Addio all’ex generale Delfino, l’uomo dei grandi misteri italiani
Era stato uno dei protagonisti della Prima e poi anche della Seconda Repubblica, un personaggio figlio di un uomo mitico e fratello di un intellettuale sanguigno, osservato, sezionato, studiato per anni come si fa con un oggetto sacro o misterioso. Anche perché lui, con i misteri, si trovava a proprio agio. E’ morto ieri, a Santa Marinella (Rm), l’ex generale dei carabinieri Francesco Delfino, una delle più controverse figure di 40 anni di storia italiana; avrebbe compiuto 78 anni il prossimo 27 settembre. Originario di Platì (Rc), era figlio di Giuseppe “Massaru Peppi” Delfino, il maresciallo dei carabinieri della Locride che, a dorso di mulo, andava a caccia di latitanti sui crinali dell’Aspromonte, talmente famoso da ispirare svariati aneddoti, tra cui il più illustre fu quello scritto dal grande scrittore Corrado Alvaro, e fratello di Antonio, intellettuale e grande studioso della Calabria e delle sue tradizioni, per anni preside di molti istituti scolastici lungo la Jonica. Già generale, Delfino fu degradato dopo la condanna per truffa aggravata in via definitiva nel processo riguardante la vicenda del sequestro dell’imprenditore bresciano Giuseppe Soffiantini, nel quale era stato accusato di essersi fatto consegnare dalla famiglia dell’uomo 800 milioni che sarebbero dovuti servire per la sua liberazione. Ma, nel corso della sua vita, subì un’altro processo, quello per la strage di piazza della Loggia a Brescia nel 1974; in quell’anno, infatti, Delfino era il comandante del Nucleo investigativo dei carabinieri della città lombarda e gli fu contestata l’accusa infamante di aver saputo del progetto della strage e di non aver fatto niente per fermarla.
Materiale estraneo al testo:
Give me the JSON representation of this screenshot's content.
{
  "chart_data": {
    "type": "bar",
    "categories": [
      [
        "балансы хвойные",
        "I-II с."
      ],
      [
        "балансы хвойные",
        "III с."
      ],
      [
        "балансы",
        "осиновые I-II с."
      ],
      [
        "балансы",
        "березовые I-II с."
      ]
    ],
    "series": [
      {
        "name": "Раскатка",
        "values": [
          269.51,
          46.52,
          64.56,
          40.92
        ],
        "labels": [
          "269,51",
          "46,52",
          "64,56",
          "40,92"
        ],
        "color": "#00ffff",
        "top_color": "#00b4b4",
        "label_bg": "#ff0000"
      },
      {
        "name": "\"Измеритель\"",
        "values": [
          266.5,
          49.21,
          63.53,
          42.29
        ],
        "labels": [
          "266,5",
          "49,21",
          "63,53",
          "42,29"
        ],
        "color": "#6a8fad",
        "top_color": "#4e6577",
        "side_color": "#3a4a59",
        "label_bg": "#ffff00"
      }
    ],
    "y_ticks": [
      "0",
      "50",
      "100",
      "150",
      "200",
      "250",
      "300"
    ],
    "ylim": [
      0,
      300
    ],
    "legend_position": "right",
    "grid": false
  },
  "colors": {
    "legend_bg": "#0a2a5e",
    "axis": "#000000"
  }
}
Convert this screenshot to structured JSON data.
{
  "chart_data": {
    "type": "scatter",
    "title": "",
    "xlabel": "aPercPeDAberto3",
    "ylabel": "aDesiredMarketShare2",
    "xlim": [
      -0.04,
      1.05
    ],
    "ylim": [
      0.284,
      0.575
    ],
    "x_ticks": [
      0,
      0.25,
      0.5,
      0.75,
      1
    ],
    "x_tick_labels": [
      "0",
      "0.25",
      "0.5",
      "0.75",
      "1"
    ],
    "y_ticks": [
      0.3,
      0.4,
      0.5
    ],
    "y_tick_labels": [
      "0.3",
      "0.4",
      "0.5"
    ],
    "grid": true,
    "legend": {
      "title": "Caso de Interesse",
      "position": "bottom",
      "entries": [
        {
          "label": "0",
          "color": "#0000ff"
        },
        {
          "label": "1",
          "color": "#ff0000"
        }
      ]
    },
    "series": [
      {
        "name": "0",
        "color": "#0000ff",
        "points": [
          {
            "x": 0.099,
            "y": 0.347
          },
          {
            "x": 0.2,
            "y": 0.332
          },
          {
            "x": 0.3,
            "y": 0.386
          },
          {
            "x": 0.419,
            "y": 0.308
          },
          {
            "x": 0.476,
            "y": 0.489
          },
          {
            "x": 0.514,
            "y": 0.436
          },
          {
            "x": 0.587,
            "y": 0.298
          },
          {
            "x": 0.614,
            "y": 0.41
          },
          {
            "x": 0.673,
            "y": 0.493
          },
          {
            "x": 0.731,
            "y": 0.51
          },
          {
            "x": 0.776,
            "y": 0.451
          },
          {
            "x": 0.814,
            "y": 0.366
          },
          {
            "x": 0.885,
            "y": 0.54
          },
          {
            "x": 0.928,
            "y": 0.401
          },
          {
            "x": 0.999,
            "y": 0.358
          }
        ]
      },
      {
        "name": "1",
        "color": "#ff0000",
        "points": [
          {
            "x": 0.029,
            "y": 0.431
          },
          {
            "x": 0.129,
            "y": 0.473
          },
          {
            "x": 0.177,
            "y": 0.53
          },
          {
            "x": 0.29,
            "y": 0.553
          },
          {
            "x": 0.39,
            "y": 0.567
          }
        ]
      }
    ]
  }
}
Da quel processo ne era uscito completamente assolto nel 2012. Ma il suo nome resta legato anche ad altri misteri della Penisola: lui stesso ammise di aver fatto parte dei servizi segreti dal 1978 al 1987, ricoprendo ruoli importanti in tutta l’area del Centro Europa e, proprio in veste di 007, fu tra i primi ad ispezionare il luogo di morte del banchiere Roberto Calvi a Londra. Ebbe un ruolo anche nelle catture dei faccendieri Flavio Carboni e Francesco Pazienza, mentre in Piemonte gestì i primi interrogatori del pentito di Cosa Nostra Balduccio Di Maggio, che si era costituito a Novara per collaborare, fondamentali per la successiva cattura del boss dei boss Totò Riina. Una carriera certamente oscura, ma non torbida, che purtroppo fu anche infangata.